Sunlight pours down the barren hillsides of the valley and displaces the morning coolness. We’re approaching a big bend, where the water accelerates and greedily licks a steep cliff. At the entrance of the bend, an agitated fish collides with my streamer, and after a violent display of ill-tempered head-shaking and heady escape attempts, one of the river’s magnificent fish looms alongside the gunnel and glides into the net. It is not a taimen, but instead one of the relatively rare Amur trout, a fish with blushing gills, olive green flanks, scarlet fin-slashes, and irregular and haloed dots the size of ink stains. It’s one of the most beautiful, distinct, and exciting trout species I have ever caught. This particular specimen is about average size for the river—a good 20 inches, but they grow to about 35 inches, fight with intense determination, and have a ravenous appetite.

Several species of fish live in the rivers that Mongolia River Outfitters administer. In addition to taimen, Amur pike, flathead asp, lenok, and Amur trout (above) inhabit these rivers—and they are all fierce predators
Together with grayling and the everpresent, closely related lenok trout, the population of Amur trout conjures up a dream scenario for dry fly and nymph fishermen. And in the more sedate channels, forks, and tributaries where the pace of the river slows down, flathead asp and Amur pike will explosively attack streamers without remorse. All in all, the amount of exciting fish species in this river is overwhelming—or more precisely, acutely stressful.

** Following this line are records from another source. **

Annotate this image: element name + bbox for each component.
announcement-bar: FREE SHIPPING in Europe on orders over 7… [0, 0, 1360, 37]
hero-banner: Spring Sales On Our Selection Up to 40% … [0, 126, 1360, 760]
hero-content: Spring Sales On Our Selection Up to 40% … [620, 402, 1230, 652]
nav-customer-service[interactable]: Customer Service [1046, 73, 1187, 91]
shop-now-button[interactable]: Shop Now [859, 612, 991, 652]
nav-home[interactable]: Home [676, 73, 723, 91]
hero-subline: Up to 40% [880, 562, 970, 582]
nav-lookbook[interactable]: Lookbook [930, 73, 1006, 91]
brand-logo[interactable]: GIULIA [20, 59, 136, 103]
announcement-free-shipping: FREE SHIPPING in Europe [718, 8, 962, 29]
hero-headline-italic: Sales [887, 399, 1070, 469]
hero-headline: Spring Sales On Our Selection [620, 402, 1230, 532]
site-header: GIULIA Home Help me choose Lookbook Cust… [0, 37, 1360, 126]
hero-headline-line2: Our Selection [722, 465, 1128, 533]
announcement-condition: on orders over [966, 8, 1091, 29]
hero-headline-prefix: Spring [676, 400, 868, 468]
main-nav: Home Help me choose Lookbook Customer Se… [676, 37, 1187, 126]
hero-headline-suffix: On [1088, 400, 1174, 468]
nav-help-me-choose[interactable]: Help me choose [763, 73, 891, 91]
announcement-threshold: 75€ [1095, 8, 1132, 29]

The unhooked Amur trout now glides back into the water, makes a couple of insulted slaps with the tail, and heads for the rocky river bottom. At that very moment, I hear a massive splash downstream, as if someone has just dropped a moped into the water. When I look up, I see a pod of grayling skipping the surface while the water behind them bulges and whirls. A big taimen has obviously moved into the shallows to hunt, and it doesn’t take us long to come within casting range.
I manage a quick crosscurrent cast a bit downstream, approximately where the fish revealed itself, and can now clearly see a depth curve along a gravel bank as I retrieve my fly with abrupt and resolute strokes.
Klaus, who is in the front of the boat, has also just made a cast, and he suddenly freezes as a short burst of startled, guttural sound escapes his lips. I’m certain the fish is following his fly but, in that same instant, I feel a violent tug on my line. For a couple of intense seconds, my rod bends and bows in submission while the fish rolls vehemently on the surface. Then, suddenly, the line becomes slack.
Klaus has seen it all from the bow of the boat. The taimen has followed my fly patiently, all the way to the boat, and launched its definitive attack right below Klaus’s feet. “It had to be at least 110 centimeters (43 inches),” he mutters, but there is no time for regrets. With assurance that there is still a good chance the fish will strike again, the guide commands us loudly and clearly, “Cast again!”
Incredibly enough, the fish takes the fly at close range another three times without me being able to hook it, and afterwards things go silent—awfully silent. We let the spot rest for a good half an hour and return with new flies that we retrieve with alternating pulls and galloping hearts, but nothing happens.
After the two previous days of fumbling fishing, where we have primarily succeeded in fine-tuning our fishing technique and finding a handful of useful flies, we have only just gotten started for real. We still have four full days of drift boat fishing ahead of us, and anything can happen.